Interestingly, ZIKV African (MR766) lineage strain, revealed exactly the same Human PLP sequence (CSAVPV), and recombinant NS5 proteins from Africa and from Brazil revealed similar levels of RNA synthesis (26). It is already known that MR766 strain is more virulent and causes more severe brain damage than current Asian lineage and dengue virus (27). When inoculated subcutaneously in adult transgenic mice (knockout) C57BL/6 Stat2-/-, MR766 strain induces short episodes of severe neurological symptoms, followed by lethality. Furthermore, this strain was able to induce higher levels of inflammatory cytokines and markers associated with cellular infiltration into the brain of infected mice (28). Li et al, 2019, observed that MR766 strain and epidemic Brazilian (BR15 and ICD) ZIKV strains are different in viral attachment to host neuronal cells, viral permissiveness and replication, as well as in the induction of cytopathic effects (29).

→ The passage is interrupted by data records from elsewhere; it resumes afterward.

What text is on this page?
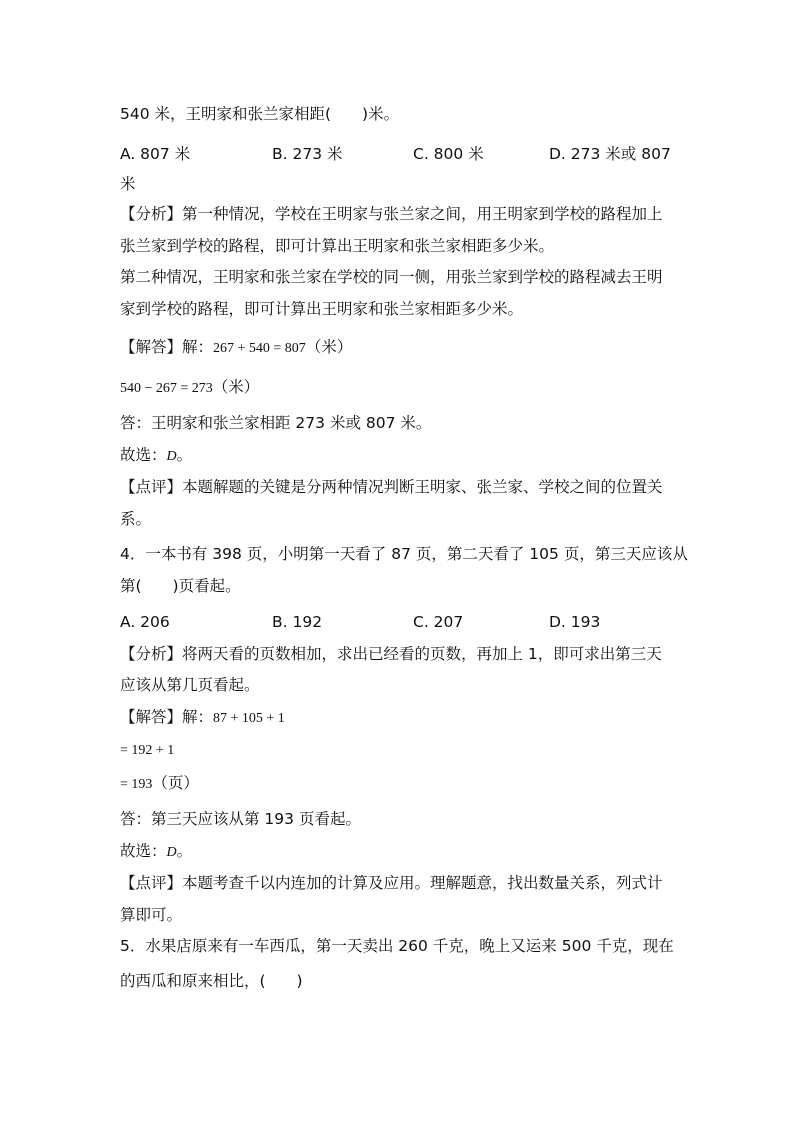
540 米，王明家和张兰家相距(　　)米。
A. 807 米	B. 273 米	C. 800 米	D. 273 米或 807
米
【分析】第一种情况，学校在王明家与张兰家之间，用王明家到学校的路程加上
张兰家到学校的路程，即可计算出王明家和张兰家相距多少米。
第二种情况，王明家和张兰家在学校的同一侧，用张兰家到学校的路程减去王明
家到学校的路程，即可计算出王明家和张兰家相距多少米。
【解答】解：267 + 540 = 807（米）
540 − 267 = 273（米）
答：王明家和张兰家相距 273 米或 807 米。
故选：D。
【点评】本题解题的关键是分两种情况判断王明家、张兰家、学校之间的位置关
系。
4．一本书有 398 页，小明第一天看了 87 页，第二天看了 105 页，第三天应该从
第(　　)页看起。
A. 206	B. 192	C. 207	D. 193
【分析】将两天看的页数相加，求出已经看的页数，再加上 1，即可求出第三天
应该从第几页看起。
【解答】解：87 + 105 + 1
= 192 + 1
= 193（页）
答：第三天应该从第 193 页看起。
故选：D。
【点评】本题考查千以内连加的计算及应用。理解题意，找出数量关系，列式计
算即可。
5．水果店原来有一车西瓜，第一天卖出 260 千克，晚上又运来 500 千克，现在
的西瓜和原来相比，(　　)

Autoreactivity to PLP in patients with MS has been investigated in human and animal model by various groups worldwide (30). A recent study involving PLP’s Epitopes involved in MS, found CSAVPV (in PLP161–177 residues) among the most immunogenic regions of PLP (31). In addition, the crystal structure of the NS5 ZikV protein reveals a conserved domain conformation of Flaviviruses, a genus that includes a variety of human pathogens such as dengue virus, yellow fever virus, West Nile virus, Spondweni virus and the Japanese encephalitis virus (32). So, the presence of high identity between NS5 ZikV and PLP, an autoantigen widely implicated in the pathogenesis of MS (33), leads us to postulate that molecular mimicry may have a role in the development of inflammatory demyelinating damage, a hallmark of the IDD produced by this genus of virus.
Both genetic and environmental factors have been shown to contribute to the pathogenesis of autoimmune diseases. It is well-established that HLA-DR15 haplotype bears the strongest association to MS (34). In a Brazilian study, it was observed that the presence of HLA-DRB1*1501 allele confers an ethnicity-dependent MS susceptibility in Caucasian patients and that HLA-DQB1*0602 allele confers an ethnicity independent susceptibility (35). Using HLA class II transgenic (Tg) mice, several studies have demonstrated HLA-DR-dependent disease following immunization by MBP, PLP, or MOG (36,37). However, it was observed that HLA-DRB1*1501 Tg mice were refractory to disease induction by overlapping PLP peptides, while HLA-DQB1*0602 Tg mice were susceptible to disease induction by PLP139–151 and PLP175–194 peptides (38). It has been seen that Both PLP139–151 and PLP178–191 epitopes are key targets of T-cells, and are increased in MS patients versus healthy controls (39). However, this does not mean that PLP161–177 residues are not encephalitogenic-related, but that they need further animal and human model studies. Therefore, PLP autoimmunity and HLA haplotype have been strongly associated with lesion localization, as well as remission and relapse rates in MS (40).